20 Funds that matter
Kleiner Perkins Caufield & Byers II – 1980
KKR 1984 Fund – 1984
Clayton & Dubilier – 1984
Forstmann Little Equity III+ / Debt & Equity Buyout IV – 1986, 1987
Landmark Venture Partners – 1990
First three Apollo vehicles – 1990, 1992
Providence Media Partners – 1991
Advent VII (TA Associates) – 1992
Global Private Equity Fund II (Advent) – 1993
Candover 1994 Fund – 1994
Warburg Pincus Ventures – 1994
Permira Europe I – 1997
Coller International Partners II – 1998
RJH Industrial Partners – 1999
Silver Lake Partners I – 1999
CVC Capital Partners Asia Pacific – 2000
Index Ventures II – 2001
Carlyle Japan Partners – 2001
WLR Recovery Fund II – 2002
Blackstone Capital Partners IV – 2002
Seminal in secondaries
Coller takes liquidity to a new level
London-based private equity secondaries specialist Coller Capital started life humbly, its first fund (CIP I) comprising four investment entities that raised a total of $87 million between 1991 and 1996. Successor fund CIP II closed on $240 million in 1998, and was billed by founder Jeremy Coller as “the first specialist secondaries fund with a global mandate”.

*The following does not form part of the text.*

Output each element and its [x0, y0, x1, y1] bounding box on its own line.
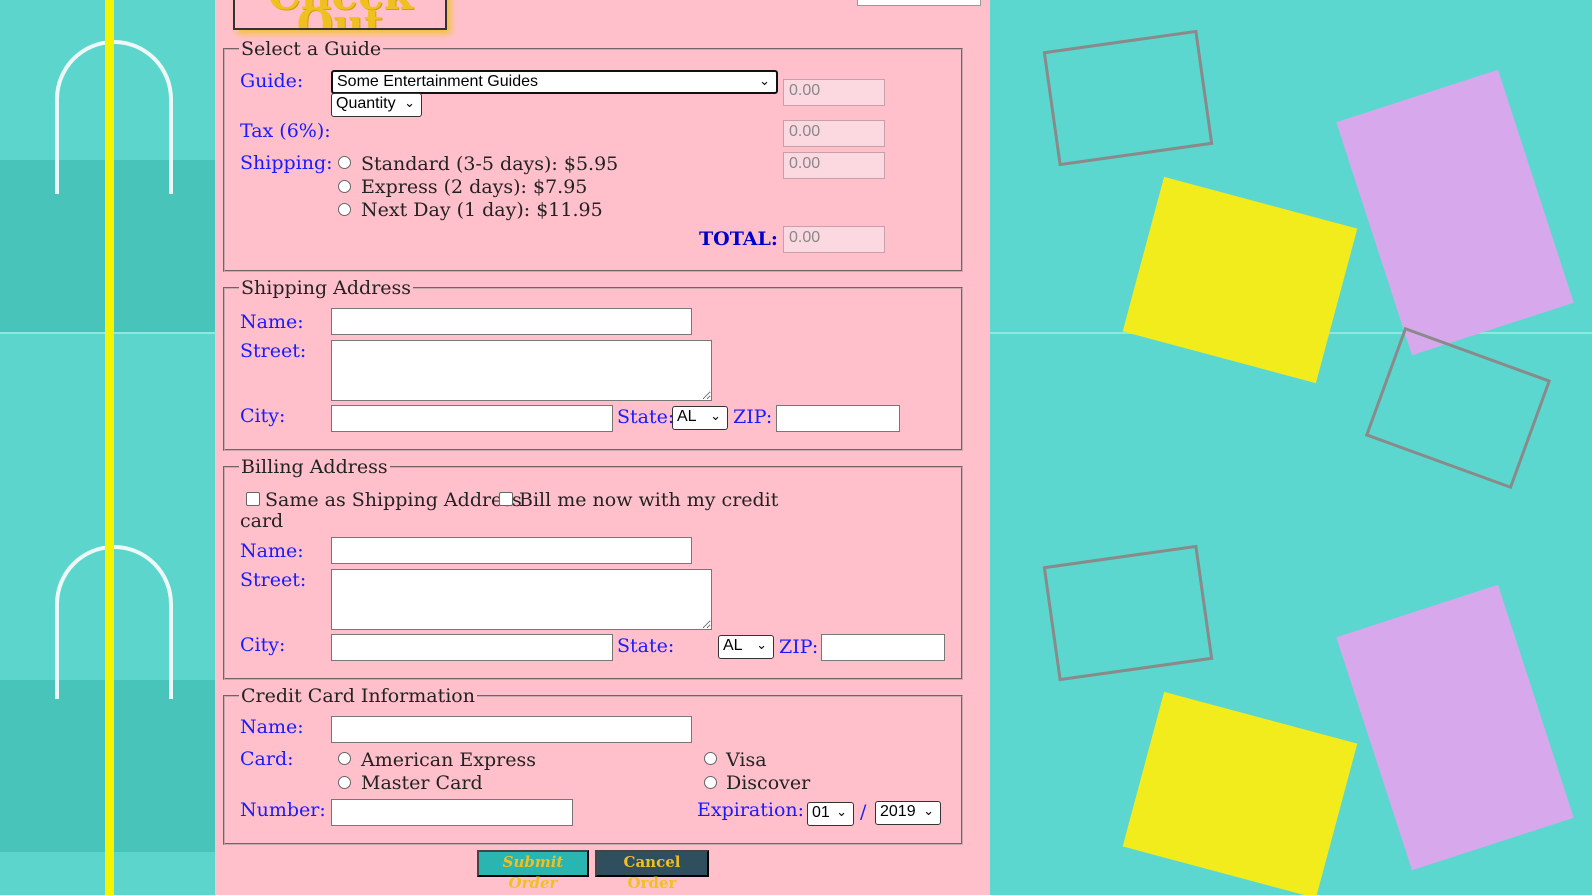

Not content with achieving one new landmark, the fund then went on to achieve another when it led the $265 million purchase of Shell US Pension Trust’s private equity portfolio soon after the fund had closed. The deal was the largest private equity secondaries purchase that had completed at that point. It comprised positions in seven venture funds, five buyout funds and two mezzanine funds. In addition, the deal may have broken speed records: Coller said the deal was closed within a mere two and a half weeks. Coller’s funds subsequently went into the ten-figure territory, but not before the firm had proven its ability to handle very large private equity secondary transactions.